Standard & Poor’s Ratings Services announced that it has assigned its interactive Lloyd’s Syndicate Assessment (LSA) of ‘4’ (low dependency) to U.K.-based Amlin Underwriting – Syndicate 2001 with a stable outlook.
“The assessment reflects the syndicate’s very strong competitive position, track record of earnings outperformance, and superior operational management. However, the level of concentration of Syndicate 2001’s notional exposure to a small number of reinsurance counterparties represents a weakness for the assessment at its current level,” stated S&P credit analyst Peter Grant. “The syndicate is a core part of the Amlin group.”
The bulletin noted that for further information, see “Reinsurer Amlin Bermuda Ltd. Rated ‘A’; Holding Company Amlin PLC Rated ‘BBB+’; Outlook Stable,” published Dec. 22, 2005, on RatingsDirect, Standard & Poor’s Web-based credit analysis system. See also IJ Website Dec.16 for A.M. Best’s rating on Syndicate 2001.
S&P said the stable outlook reflects its “expectation that the syndicate’s proactive cycle management and strong competitive position will enable it to continue to outperform the Market going forward. We expect Amlin PLC (BBB+/Stable/–) to report a group combined ratio below 90 percent for 2005, which means that the syndicate’s performance will be broadly in line with that for 2004.

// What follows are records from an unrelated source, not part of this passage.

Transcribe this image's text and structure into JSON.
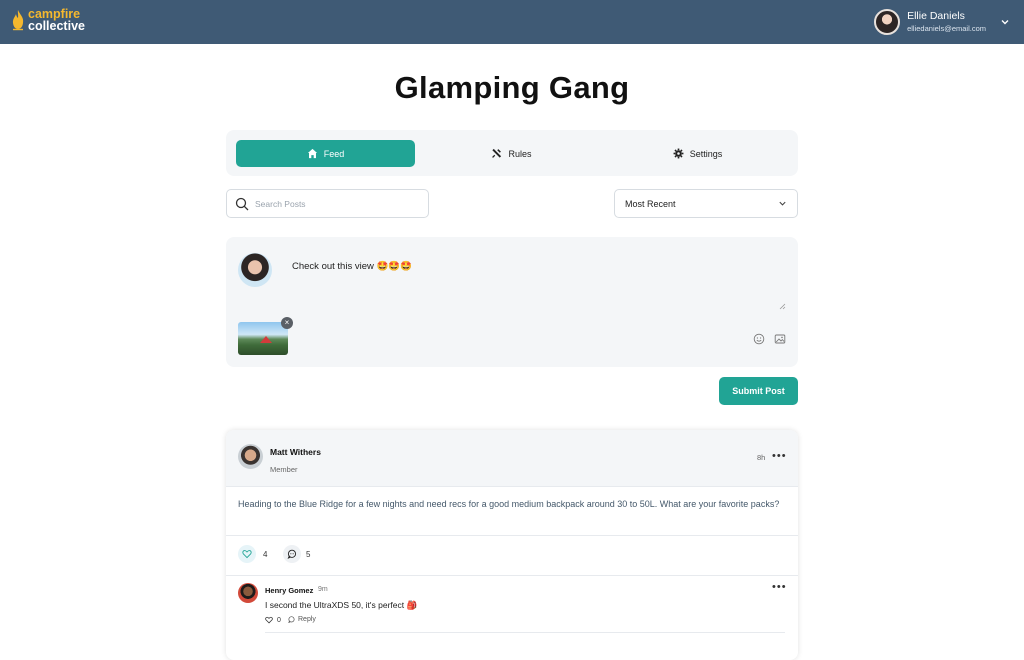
{
  "brand": {
    "line1": "campfire",
    "line2": "collective"
  },
  "user": {
    "name": "Ellie Daniels",
    "email": "elliedaniels@email.com"
  },
  "group": {
    "title": "Glamping Gang"
  },
  "tabs": [
    {
      "label": "Feed",
      "icon": "home-icon",
      "active": true
    },
    {
      "label": "Rules",
      "icon": "tools-icon",
      "active": false
    },
    {
      "label": "Settings",
      "icon": "gear-icon",
      "active": false
    }
  ],
  "search": {
    "placeholder": "Search Posts",
    "value": ""
  },
  "sort": {
    "selected": "Most Recent"
  },
  "composer": {
    "text": "Check out this view 🤩🤩🤩",
    "attachment_close": "×"
  },
  "submit_label": "Submit Post",
  "colors": {
    "accent": "#21a495",
    "topbar": "#3f5a75",
    "brand_orange": "#f5b82e"
  },
  "post": {
    "author": "Matt Withers",
    "role": "Member",
    "time": "8h",
    "more": "•••",
    "body": "Heading to the Blue Ridge for a few nights and need recs for a good medium backpack around 30 to 50L. What are your favorite packs?",
    "likes": "4",
    "comments": "5"
  },
  "comment": {
    "author": "Henry Gomez",
    "time": "9m",
    "text": "I second the UltraXDS 50, it's perfect 🎒",
    "likes": "0",
    "reply_label": "Reply",
    "more": "•••"
  }
}
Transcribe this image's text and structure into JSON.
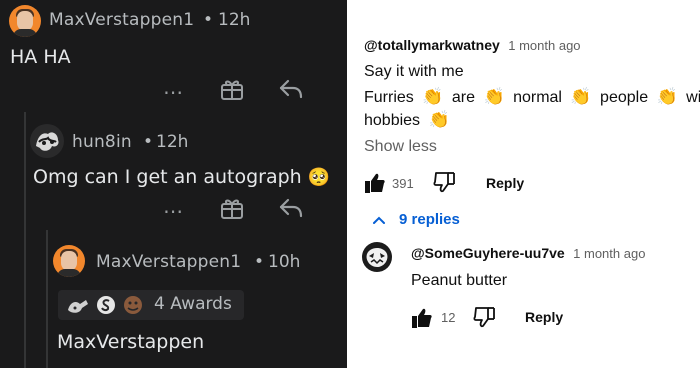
{
  "left_panel": {
    "comment1": {
      "username": "MaxVerstappen1",
      "separator": "•",
      "time": "12h",
      "text": "HA HA"
    },
    "comment2": {
      "username": "hun8in",
      "separator": "•",
      "time": "12h",
      "text": "Omg can I get an autograph",
      "emoji": "🥺"
    },
    "comment3": {
      "username": "MaxVerstappen1",
      "separator": "•",
      "time": "10h",
      "awards_count": "4 Awards",
      "text": "MaxVerstappen"
    },
    "icons": {
      "more": "more-horizontal-icon",
      "award": "gift-award-icon",
      "reply": "reply-arrow-icon"
    },
    "colors": {
      "background": "#1a1a1b",
      "text": "#d7dadc",
      "avatar": "#f2872c"
    }
  },
  "right_panel": {
    "comment1": {
      "username": "@totallymarkwatney",
      "time": "1 month ago",
      "line1": "Say it with me",
      "words": [
        "Furries",
        "are",
        "normal",
        "people",
        "with"
      ],
      "word_last": "hobbies",
      "clap_emoji": "👏",
      "show_less": "Show less",
      "likes": "391",
      "reply_label": "Reply",
      "replies_toggle": "9 replies"
    },
    "comment2": {
      "username": "@SomeGuyhere-uu7ve",
      "time": "1 month ago",
      "text": "Peanut butter",
      "likes": "12",
      "reply_label": "Reply"
    },
    "colors": {
      "background": "#ffffff",
      "link": "#065fd4",
      "text": "#0f0f0f",
      "muted": "#606060"
    }
  }
}
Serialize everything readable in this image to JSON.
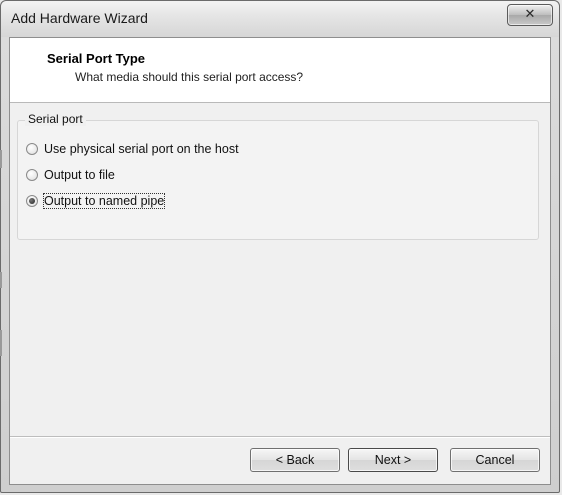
{
  "window": {
    "title": "Add Hardware Wizard",
    "close_symbol": "✕"
  },
  "header": {
    "title": "Serial Port Type",
    "subtitle": "What media should this serial port access?"
  },
  "serial_port_group": {
    "label": "Serial port",
    "options": [
      {
        "label": "Use physical serial port on the host",
        "checked": false
      },
      {
        "label": "Output to file",
        "checked": false
      },
      {
        "label": "Output to named pipe",
        "checked": true
      }
    ]
  },
  "footer": {
    "back_label": "< Back",
    "next_label": "Next >",
    "cancel_label": "Cancel"
  }
}
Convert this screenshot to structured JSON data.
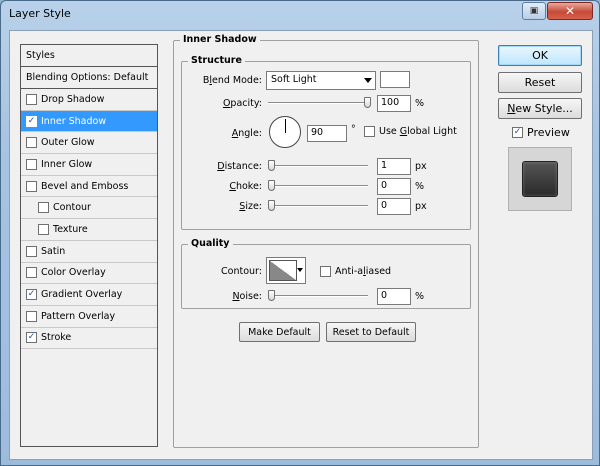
{
  "window": {
    "title": "Layer Style"
  },
  "styles_panel": {
    "header": "Styles",
    "blending": "Blending Options: Default",
    "items": [
      {
        "label": "Drop Shadow",
        "checked": false,
        "selected": false,
        "indent": false
      },
      {
        "label": "Inner Shadow",
        "checked": true,
        "selected": true,
        "indent": false
      },
      {
        "label": "Outer Glow",
        "checked": false,
        "selected": false,
        "indent": false
      },
      {
        "label": "Inner Glow",
        "checked": false,
        "selected": false,
        "indent": false
      },
      {
        "label": "Bevel and Emboss",
        "checked": false,
        "selected": false,
        "indent": false
      },
      {
        "label": "Contour",
        "checked": false,
        "selected": false,
        "indent": true
      },
      {
        "label": "Texture",
        "checked": false,
        "selected": false,
        "indent": true
      },
      {
        "label": "Satin",
        "checked": false,
        "selected": false,
        "indent": false
      },
      {
        "label": "Color Overlay",
        "checked": false,
        "selected": false,
        "indent": false
      },
      {
        "label": "Gradient Overlay",
        "checked": true,
        "selected": false,
        "indent": false
      },
      {
        "label": "Pattern Overlay",
        "checked": false,
        "selected": false,
        "indent": false
      },
      {
        "label": "Stroke",
        "checked": true,
        "selected": false,
        "indent": false
      }
    ]
  },
  "inner_shadow": {
    "title": "Inner Shadow",
    "structure": {
      "title": "Structure",
      "blend_mode_label_pre": "B",
      "blend_mode_label_ul": "l",
      "blend_mode_label_post": "end Mode:",
      "blend_mode_value": "Soft Light",
      "opacity_label_ul": "O",
      "opacity_label_post": "pacity:",
      "opacity_value": "100",
      "opacity_unit": "%",
      "angle_label_ul": "A",
      "angle_label_post": "ngle:",
      "angle_value": "90",
      "angle_unit": "°",
      "global_light_pre": "Use ",
      "global_light_ul": "G",
      "global_light_post": "lobal Light",
      "distance_label_ul": "D",
      "distance_label_post": "istance:",
      "distance_value": "1",
      "distance_unit": "px",
      "choke_label_ul": "C",
      "choke_label_post": "hoke:",
      "choke_value": "0",
      "choke_unit": "%",
      "size_label_ul": "S",
      "size_label_post": "ize:",
      "size_value": "0",
      "size_unit": "px"
    },
    "quality": {
      "title": "Quality",
      "contour_label": "Contour:",
      "anti_aliased_pre": "Anti-a",
      "anti_aliased_ul": "l",
      "anti_aliased_post": "iased",
      "noise_label_ul": "N",
      "noise_label_post": "oise:",
      "noise_value": "0",
      "noise_unit": "%"
    },
    "make_default": "Make Default",
    "reset_default": "Reset to Default"
  },
  "buttons": {
    "ok": "OK",
    "reset": "Reset",
    "new_style_ul": "N",
    "new_style_post": "ew Style...",
    "preview": "Preview"
  }
}
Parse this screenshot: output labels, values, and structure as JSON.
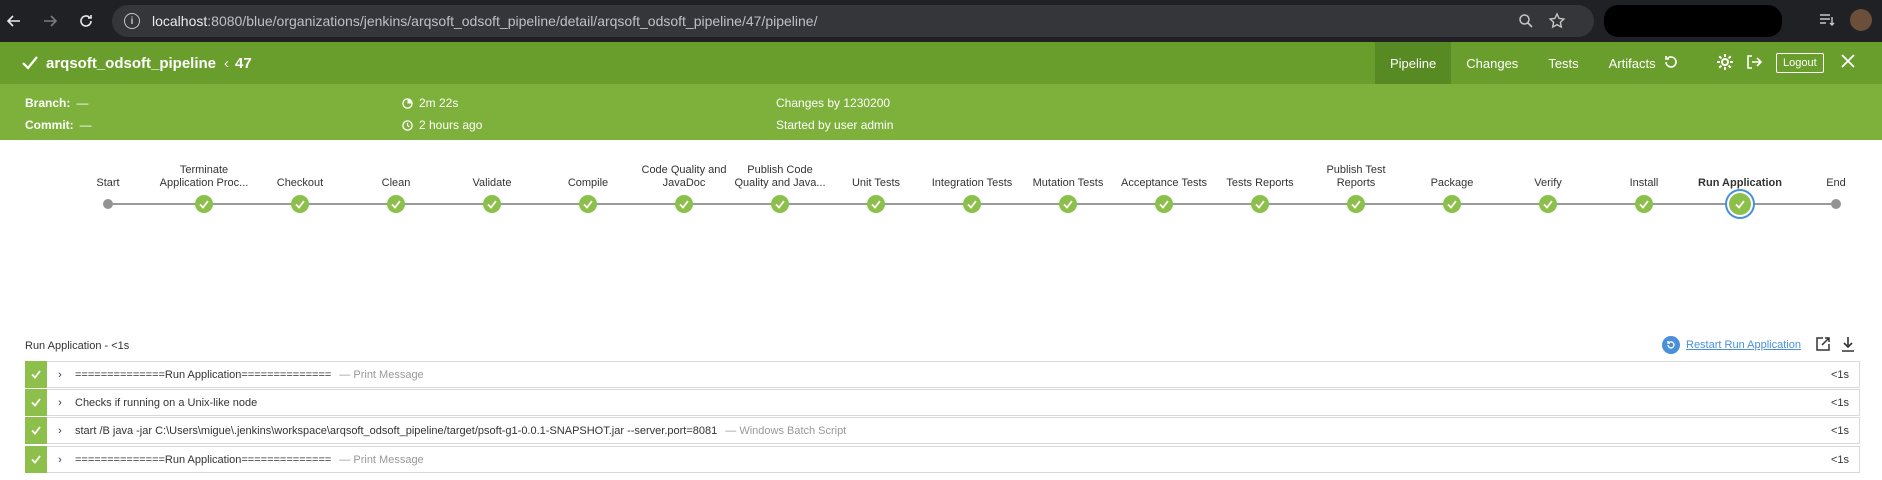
{
  "browser": {
    "url_host": "localhost",
    "url_rest": ":8080/blue/organizations/jenkins/arqsoft_odsoft_pipeline/detail/arqsoft_odsoft_pipeline/47/pipeline/"
  },
  "header": {
    "pipeline_name": "arqsoft_odsoft_pipeline",
    "run_number": "47",
    "tabs": [
      "Pipeline",
      "Changes",
      "Tests",
      "Artifacts"
    ],
    "active_tab": "Pipeline",
    "logout_label": "Logout",
    "accent_color": "#6a9e2c"
  },
  "summary": {
    "branch_label": "Branch:",
    "branch_value": "—",
    "commit_label": "Commit:",
    "commit_value": "—",
    "duration": "2m 22s",
    "started_ago": "2 hours ago",
    "changes": "Changes by 1230200",
    "started_by": "Started by user admin"
  },
  "stages": [
    {
      "label": "Start",
      "status": "start"
    },
    {
      "label": "Terminate Application Proc...",
      "status": "success"
    },
    {
      "label": "Checkout",
      "status": "success"
    },
    {
      "label": "Clean",
      "status": "success"
    },
    {
      "label": "Validate",
      "status": "success"
    },
    {
      "label": "Compile",
      "status": "success"
    },
    {
      "label": "Code Quality and JavaDoc",
      "status": "success"
    },
    {
      "label": "Publish Code Quality and Java...",
      "status": "success"
    },
    {
      "label": "Unit Tests",
      "status": "success"
    },
    {
      "label": "Integration Tests",
      "status": "success"
    },
    {
      "label": "Mutation Tests",
      "status": "success"
    },
    {
      "label": "Acceptance Tests",
      "status": "success"
    },
    {
      "label": "Tests Reports",
      "status": "success"
    },
    {
      "label": "Publish Test Reports",
      "status": "success"
    },
    {
      "label": "Package",
      "status": "success"
    },
    {
      "label": "Verify",
      "status": "success"
    },
    {
      "label": "Install",
      "status": "success"
    },
    {
      "label": "Run Application",
      "status": "selected"
    },
    {
      "label": "End",
      "status": "end"
    }
  ],
  "details": {
    "title": "Run Application - <1s",
    "restart_label": "Restart Run Application",
    "steps": [
      {
        "message": "==============Run Application==============",
        "kind": "— Print Message",
        "duration": "<1s"
      },
      {
        "message": "Checks if running on a Unix-like node",
        "kind": "",
        "duration": "<1s"
      },
      {
        "message": "start /B java -jar C:\\Users\\migue\\.jenkins\\workspace\\arqsoft_odsoft_pipeline/target/psoft-g1-0.0.1-SNAPSHOT.jar --server.port=8081",
        "kind": "— Windows Batch Script",
        "duration": "<1s"
      },
      {
        "message": "==============Run Application==============",
        "kind": "— Print Message",
        "duration": "<1s"
      }
    ]
  }
}
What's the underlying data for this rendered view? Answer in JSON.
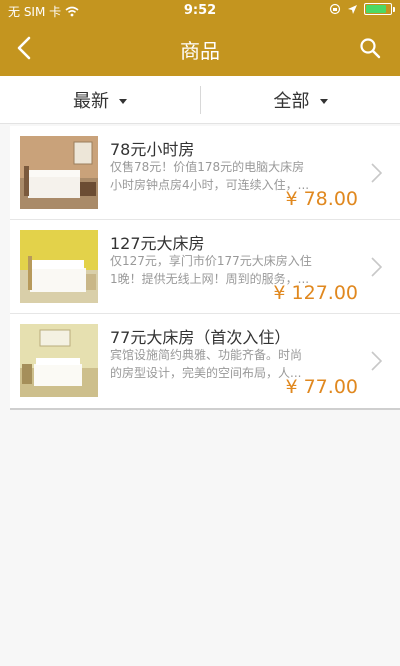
{
  "status_bar": {
    "carrier": "无 SIM 卡",
    "time": "9:52",
    "battery_fill": 0.85
  },
  "nav": {
    "title": "商品"
  },
  "filters": {
    "sort_label": "最新",
    "category_label": "全部"
  },
  "products": [
    {
      "title": "78元小时房",
      "desc_line1": "仅售78元！价值178元的电脑大床房",
      "desc_line2": "小时房钟点房4小时，可连续入住，...",
      "price": "¥ 78.00",
      "wall_color": "#c9a27a"
    },
    {
      "title": "127元大床房",
      "desc_line1": "仅127元，享门市价177元大床房入住",
      "desc_line2": "1晚！提供无线上网！周到的服务，...",
      "price": "¥ 127.00",
      "wall_color": "#e3d24a"
    },
    {
      "title": "77元大床房（首次入住）",
      "desc_line1": "宾馆设施简约典雅、功能齐备。时尚",
      "desc_line2": "的房型设计，完美的空间布局，人...",
      "price": "¥ 77.00",
      "wall_color": "#e6e0b0"
    }
  ]
}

“This will represent a very strong level of performance for the year, particularly relative to its peers’. Should the formation of Amlin Bermuda Ltd. (Amlin Bermuda; A/Stable/–) enable the syndicate to further materially enhance its competitive position in the nonmarine segment, this could have a positive impact on the assessment.
“However, should the formation of Amlin Bermuda preface a material outflow of business from the syndicate, thereby unbalancing its portfolio, this could have negative consequences for the assessment.”